GOVERNMENT plans to sell off publicly-owned woodland have been slammed by Derbyshire’s Green Party.
Fifteen per cent of the public forest estate, worth an estimated £100m, is in the process of being sold, but in November, Agriculture Minister Jim Paice told the House of Lords Select Committee that he would consider selling the entire Forestry Commission land holding – amounting to 205,000 hectares in England.
Derbyshire has 3,154 hectares of Forestry Commission woodland – including heritage woods around Ladybower Reservoir and parts of the National Forest in South Derbyshire – and just under two third of this, 1,906 hectares, is situated in the High Peak alone.
Derbyshire Green Party Chairman David Foster said: “The Forestry Commission has a proven record in environmental protection and managing sites of special scientific interest.

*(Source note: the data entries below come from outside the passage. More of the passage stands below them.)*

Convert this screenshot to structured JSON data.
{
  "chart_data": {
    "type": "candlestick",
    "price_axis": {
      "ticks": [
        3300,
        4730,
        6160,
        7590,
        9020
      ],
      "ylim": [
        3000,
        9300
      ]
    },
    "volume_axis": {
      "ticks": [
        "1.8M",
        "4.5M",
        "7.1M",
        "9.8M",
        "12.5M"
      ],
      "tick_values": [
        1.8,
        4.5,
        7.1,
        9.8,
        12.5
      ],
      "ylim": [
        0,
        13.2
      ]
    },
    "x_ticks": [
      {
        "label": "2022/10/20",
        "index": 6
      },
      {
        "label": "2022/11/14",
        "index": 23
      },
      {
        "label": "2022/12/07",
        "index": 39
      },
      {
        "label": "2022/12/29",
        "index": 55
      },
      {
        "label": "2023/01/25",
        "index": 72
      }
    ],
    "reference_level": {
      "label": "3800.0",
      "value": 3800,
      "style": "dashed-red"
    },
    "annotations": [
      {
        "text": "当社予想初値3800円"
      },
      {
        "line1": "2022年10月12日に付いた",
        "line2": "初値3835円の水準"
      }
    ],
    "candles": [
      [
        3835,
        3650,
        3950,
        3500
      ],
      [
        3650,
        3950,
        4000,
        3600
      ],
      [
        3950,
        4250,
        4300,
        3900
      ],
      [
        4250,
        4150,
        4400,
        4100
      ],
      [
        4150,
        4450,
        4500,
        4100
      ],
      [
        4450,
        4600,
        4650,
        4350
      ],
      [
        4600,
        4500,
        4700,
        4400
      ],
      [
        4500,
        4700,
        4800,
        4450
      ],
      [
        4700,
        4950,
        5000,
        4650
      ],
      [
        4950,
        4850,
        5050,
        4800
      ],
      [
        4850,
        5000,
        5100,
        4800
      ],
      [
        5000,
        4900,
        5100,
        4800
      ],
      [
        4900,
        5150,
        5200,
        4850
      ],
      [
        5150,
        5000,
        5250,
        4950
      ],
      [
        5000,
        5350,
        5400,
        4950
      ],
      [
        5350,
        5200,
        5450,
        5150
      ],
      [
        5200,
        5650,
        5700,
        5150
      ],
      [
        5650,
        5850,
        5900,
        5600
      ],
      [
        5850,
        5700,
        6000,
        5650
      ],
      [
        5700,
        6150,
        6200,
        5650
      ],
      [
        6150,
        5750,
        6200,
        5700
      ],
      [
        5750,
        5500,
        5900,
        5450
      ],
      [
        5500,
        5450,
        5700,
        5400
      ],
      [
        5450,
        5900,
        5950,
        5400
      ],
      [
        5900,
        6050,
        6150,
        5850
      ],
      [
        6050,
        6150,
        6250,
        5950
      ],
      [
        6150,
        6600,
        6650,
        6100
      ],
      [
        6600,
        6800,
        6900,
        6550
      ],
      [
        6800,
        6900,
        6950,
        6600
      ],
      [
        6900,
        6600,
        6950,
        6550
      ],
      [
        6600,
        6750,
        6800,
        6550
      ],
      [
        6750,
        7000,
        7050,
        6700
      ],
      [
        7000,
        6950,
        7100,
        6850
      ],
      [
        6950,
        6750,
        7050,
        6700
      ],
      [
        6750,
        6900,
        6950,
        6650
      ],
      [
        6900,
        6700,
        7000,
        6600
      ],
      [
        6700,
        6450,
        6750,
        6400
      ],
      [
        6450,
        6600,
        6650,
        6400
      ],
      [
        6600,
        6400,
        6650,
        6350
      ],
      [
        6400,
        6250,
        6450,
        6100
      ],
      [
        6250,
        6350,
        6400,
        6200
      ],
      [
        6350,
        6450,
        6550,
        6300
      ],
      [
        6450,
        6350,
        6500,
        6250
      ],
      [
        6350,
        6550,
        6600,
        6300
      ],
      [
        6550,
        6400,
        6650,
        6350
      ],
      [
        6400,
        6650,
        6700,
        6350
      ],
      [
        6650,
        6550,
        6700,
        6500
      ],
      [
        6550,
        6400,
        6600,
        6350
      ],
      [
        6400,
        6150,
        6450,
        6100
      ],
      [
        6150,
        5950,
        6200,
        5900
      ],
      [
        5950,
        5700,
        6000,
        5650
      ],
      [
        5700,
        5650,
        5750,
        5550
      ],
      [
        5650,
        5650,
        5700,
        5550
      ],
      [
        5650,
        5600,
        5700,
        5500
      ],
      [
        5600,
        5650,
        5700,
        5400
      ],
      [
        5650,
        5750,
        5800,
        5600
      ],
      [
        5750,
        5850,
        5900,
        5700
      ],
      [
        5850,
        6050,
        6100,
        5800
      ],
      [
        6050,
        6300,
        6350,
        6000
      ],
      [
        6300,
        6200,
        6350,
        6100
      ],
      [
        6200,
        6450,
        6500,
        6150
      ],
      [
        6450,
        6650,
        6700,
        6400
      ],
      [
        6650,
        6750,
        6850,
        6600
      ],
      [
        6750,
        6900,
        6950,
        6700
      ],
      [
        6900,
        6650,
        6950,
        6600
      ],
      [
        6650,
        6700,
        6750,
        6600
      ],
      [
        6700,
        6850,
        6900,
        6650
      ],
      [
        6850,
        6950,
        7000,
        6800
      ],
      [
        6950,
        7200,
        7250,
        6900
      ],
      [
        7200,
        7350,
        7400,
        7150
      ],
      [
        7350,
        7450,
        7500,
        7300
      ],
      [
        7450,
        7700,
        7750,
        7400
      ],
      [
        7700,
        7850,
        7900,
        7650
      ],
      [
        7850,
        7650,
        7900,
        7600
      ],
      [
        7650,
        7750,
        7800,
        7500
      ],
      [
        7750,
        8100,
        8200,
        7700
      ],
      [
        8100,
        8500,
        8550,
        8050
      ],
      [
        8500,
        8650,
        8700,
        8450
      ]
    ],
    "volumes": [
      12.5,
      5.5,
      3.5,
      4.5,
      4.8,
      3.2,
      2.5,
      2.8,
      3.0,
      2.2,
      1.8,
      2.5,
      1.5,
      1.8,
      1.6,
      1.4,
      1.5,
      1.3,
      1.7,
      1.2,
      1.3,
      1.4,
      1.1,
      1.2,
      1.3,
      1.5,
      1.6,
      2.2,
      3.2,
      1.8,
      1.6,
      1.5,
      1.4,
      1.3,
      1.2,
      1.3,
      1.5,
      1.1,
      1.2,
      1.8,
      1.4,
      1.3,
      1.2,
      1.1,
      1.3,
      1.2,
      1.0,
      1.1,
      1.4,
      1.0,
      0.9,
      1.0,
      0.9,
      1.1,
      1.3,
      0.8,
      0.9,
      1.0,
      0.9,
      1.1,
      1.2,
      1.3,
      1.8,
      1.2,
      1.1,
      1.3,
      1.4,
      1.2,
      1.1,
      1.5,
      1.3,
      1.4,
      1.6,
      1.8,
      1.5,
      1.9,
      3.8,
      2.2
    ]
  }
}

“It is highly unlikely that the same kind of long term care and protection would be given to the land once in private hands.
“Ninety per cent of Forestry Commission land is open to the public and these access rights go far beyond the basic rights that the law offers.
“Inevitably, in private and commercial hands, public access would be downgraded. The principle concern of the new private owners will be to make a profit.”
Over 330,000 people have already signed a petition by the campaign group 38Degrees. In a recent YouGov poll, 84 per cent of people said they wanted the woodland to remain in public ownership.